Toutefois, ils constatent qu'il existe une relation inverse entre le
degré de complexité de l'outil et son utilisation dans
l'entreprise (Jihane Abi Azar, 2011, p.7).
La planification est l'action qui marque la volonté de
l'entreprise d'agir sur le futur (donc de concevoir un futur
désiré). En rédigeant un plan
pluriannuel4,
l'entreprise s'inscrit dans une démarche qui consiste
à établir des buts à long terme précis (donc
à s'assigner des objectifs) et à définir des actions et
des stratégies permettant de les atteindre. La littérature en
gestion reconnaît l'importance de la planification dans une organisation.
Les auteurs soutiennent que toutes les organisations y compris celles de petite
taille, doivent adopter des systèmes de planification et de
contrôle pour être efficace (D'AMBOISE et BAKANIBA, 1990).
SHIRISHUNGU (2001) fait remarquer par ailleurs que le lien
entre planification et performance dans les PME est sujet à controverses
: les PME planifient moins ou pas du tout. En effet, dans la plupart des PME,
la stratégie est la plus souvent intuitive, opportuniste et repose sur
une vision à court terme de l'entrepreneur (GASSE, 1989). Selon une
enquête citée par DUCHENEAUT (1997), plus de 70% des dirigeants de
PME préfèrent l'intuition à la prévision et la
considère comme très importante dans la prise de décision.
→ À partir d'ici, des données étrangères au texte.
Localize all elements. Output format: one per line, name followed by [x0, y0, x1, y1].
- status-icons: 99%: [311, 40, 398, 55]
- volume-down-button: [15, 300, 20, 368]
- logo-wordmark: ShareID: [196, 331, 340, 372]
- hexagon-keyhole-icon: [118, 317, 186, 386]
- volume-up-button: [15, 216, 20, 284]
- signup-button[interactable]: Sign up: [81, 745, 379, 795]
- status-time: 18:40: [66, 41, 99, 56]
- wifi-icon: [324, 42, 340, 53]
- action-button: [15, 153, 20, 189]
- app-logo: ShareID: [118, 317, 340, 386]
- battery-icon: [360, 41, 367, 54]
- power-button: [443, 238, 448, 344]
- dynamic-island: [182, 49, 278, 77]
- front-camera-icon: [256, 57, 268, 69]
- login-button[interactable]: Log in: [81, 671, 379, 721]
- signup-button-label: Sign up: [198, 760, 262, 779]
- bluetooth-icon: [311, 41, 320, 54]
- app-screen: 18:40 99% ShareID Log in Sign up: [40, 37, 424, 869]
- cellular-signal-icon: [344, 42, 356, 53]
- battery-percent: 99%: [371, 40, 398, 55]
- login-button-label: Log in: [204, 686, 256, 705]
De plus, l'enquête de CHADEFAUX (1991) auprès de 1000 PME,
révèle que les PME réalisent des prévisions
essentiellement à court (budgets) sans lien avec la stratégie
(les plans pluriannuels). Ainsi, la budgétisation est
considérée comme une pratique incontournable synonyme de la bonne
gestion de l'entreprise. Dans les années 1970, son usage s'étend
à toutes les formes d'organisation, y compris celle de petite et moyenne
taille (MAADANI et SAID, 2009).
Ce fort penchant pour le court terme s'explique par la taille
de la PME (structure flexible capable de s'adapter aux turbulences de
l'environnement) et le rôle central du propriétaire-dirigeant
(individu peu porté à déléguer ses
responsabilités opérationnelles pour avoir le temps de
réfléchir aux décisions stratégiques).